The Institute for Technology Assessment and Systems Analysis (ITAS) is a research facility of the Karlsruhe Institute of Technology (KIT) in Karlsruhe, Germany. It was founded on 1 July 1995 as successor of different institutions. ITAS came into being after a merger of the University of Karlsruhe (TH) and Research Center Karlsruhe on 1 October 2009. The institute is also a member of the Helmholtz Association of German Research Centres (HGF).

ITAS is the largest and longest standing scientific institution in Germany dealing with technology assessment (TA) and systems analysis in theory and practice. Today, more than 110 researchers work at ITAS. Since 1990 it operates the Office of Technology Assessment at the German Bundestag (TAB).
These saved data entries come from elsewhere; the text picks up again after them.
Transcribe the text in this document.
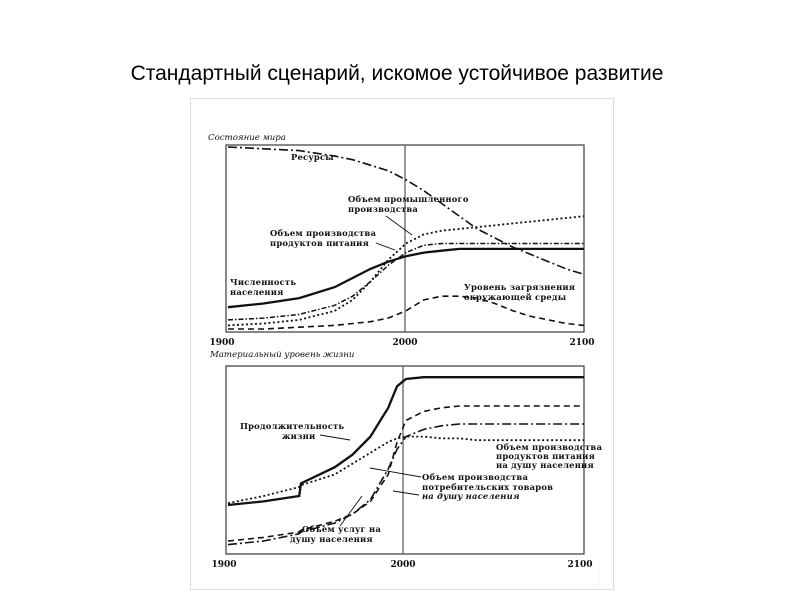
Стандартный сценарий, искомое устойчивое развитие
Состояние мира
Ресурсы
Объем промышленного производства
Объем производства продуктов питания
Численность населения	Уровень загрязнения окружающей среды
1900	2000	2100
Материальный уровень жизни
Продолжительность жизни
Объем производства продуктов питания на душу населения
Объем производства потребительских товаров на душу населения
Объем услуг на душу населения
1900	2000	2100
· · · · · ·
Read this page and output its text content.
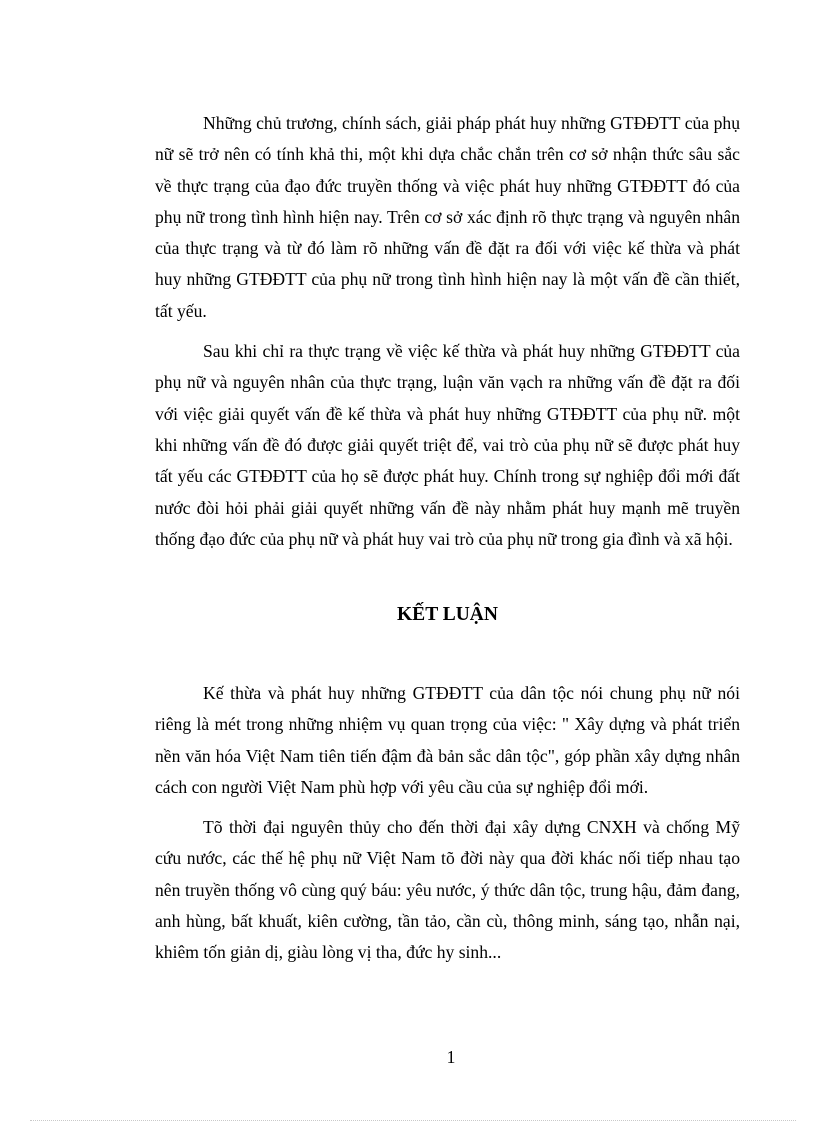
Những chủ trương, chính sách, giải pháp phát huy những GTĐĐTT của phụ nữ sẽ trở nên có tính khả thi, một khi dựa chắc chắn trên cơ sở nhận thức sâu sắc về thực trạng của đạo đức truyền thống và việc phát huy những GTĐĐTT đó của phụ nữ trong tình hình hiện nay. Trên cơ sở xác định rõ thực trạng và nguyên nhân của thực trạng và từ đó làm rõ những vấn đề đặt ra đối với việc kế thừa và phát huy những GTĐĐTT của phụ nữ trong tình hình hiện nay là một vấn đề cần thiết, tất yếu.

Sau khi chỉ ra thực trạng về việc kế thừa và phát huy những GTĐĐTT của phụ nữ và nguyên nhân của thực trạng, luận văn vạch ra những vấn đề đặt ra đối với việc giải quyết vấn đề kế thừa và phát huy những GTĐĐTT của phụ nữ. một khi những vấn đề đó được giải quyết triệt để, vai trò của phụ nữ sẽ được phát huy tất yếu các GTĐĐTT của họ sẽ được phát huy. Chính trong sự nghiệp đổi mới đất nước đòi hỏi phải giải quyết những vấn đề này nhằm phát huy mạnh mẽ truyền thống đạo đức của phụ nữ và phát huy vai trò của phụ nữ trong gia đình và xã hội.

KẾT LUẬN

Kế thừa và phát huy những GTĐĐTT của dân tộc nói chung phụ nữ nói riêng là mét trong những nhiệm vụ quan trọng của việc: " Xây dựng và phát triển nền văn hóa Việt Nam tiên tiến đậm đà bản sắc dân tộc", góp phần xây dựng nhân cách con người Việt Nam phù hợp với yêu cầu của sự nghiệp đổi mới.

Tõ thời đại nguyên thủy cho đến thời đại xây dựng CNXH và chống Mỹ cứu nước, các thế hệ phụ nữ Việt Nam tõ đời này qua đời khác nối tiếp nhau tạo nên truyền thống vô cùng quý báu: yêu nước, ý thức dân tộc, trung hậu, đảm đang, anh hùng, bất khuất, kiên cường, tần tảo, cần cù, thông minh, sáng tạo, nhẫn nại, khiêm tốn giản dị, giàu lòng vị tha, đức hy sinh...

1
Since 1992 it is publishing a journal on technology assessment (Technikfolgenabschätzung – Theorie und Praxis). Since October 1999 it is headed by Armin Grunwald.

== Aims and objectives ==
The Institute for Technology Assessment and Systems Analysis (ITAS) investigates scientific and technological developments with a focus on their impacts and possible systemic and unintended effects. It produces analytical knowledge and assessments of socio-technical developments in order to provide policy and design options for decision-makers. The research covers ethical, ecological, economic, social, political-institutional, and cultural questions. Major goals are advice for research and technology policy, provision of knowledge for the design of socio-technical systems, and the organization and observation of discursive processes on open and controversial questions of technology policy.

== Co-operation ==
ITAS is a member of several international networks. It is one of the initiators of "Netzwerk TA" (NTA), a network of German, Austrian and Swiss TA institutions. It is also member of the European Parliamentary Technology Assessment (EPTA) Network and of the UNEP-SETAC Life Cycle Initiative. In addition, the institute is committed in the Society for the Study of Nanoscience and Emerging Technologies (S.NET) since its foundation, and maintains institutional relationships with the New University of Lisbon, the Lomonossow University in Moscow as well as with the University of the Basque Country (UPV/EHU).

== History ==
The history of ITAS and its preceding institutions dates back to the 1950s. In 1958 the Study Group for Systems Research (SfS) was founded in Heidelberg by Helmut Krauch. In 1975, a part of the SfS was integrated in the Institute for Applied Systems Engineering and Nuclear Physics (IASR) of Nuclear Research Center Karlsruhe led by Wolf Häfele. In 1977 the division of Applied Systems Analysis (AFAS) is established as an independently operating off-spring of the IASR, which is headed by Herbert Paschen. On 1 July 1995 this unit was upgraded becoming the Institute for Technology Assessment and Systems Analysis (ITAS).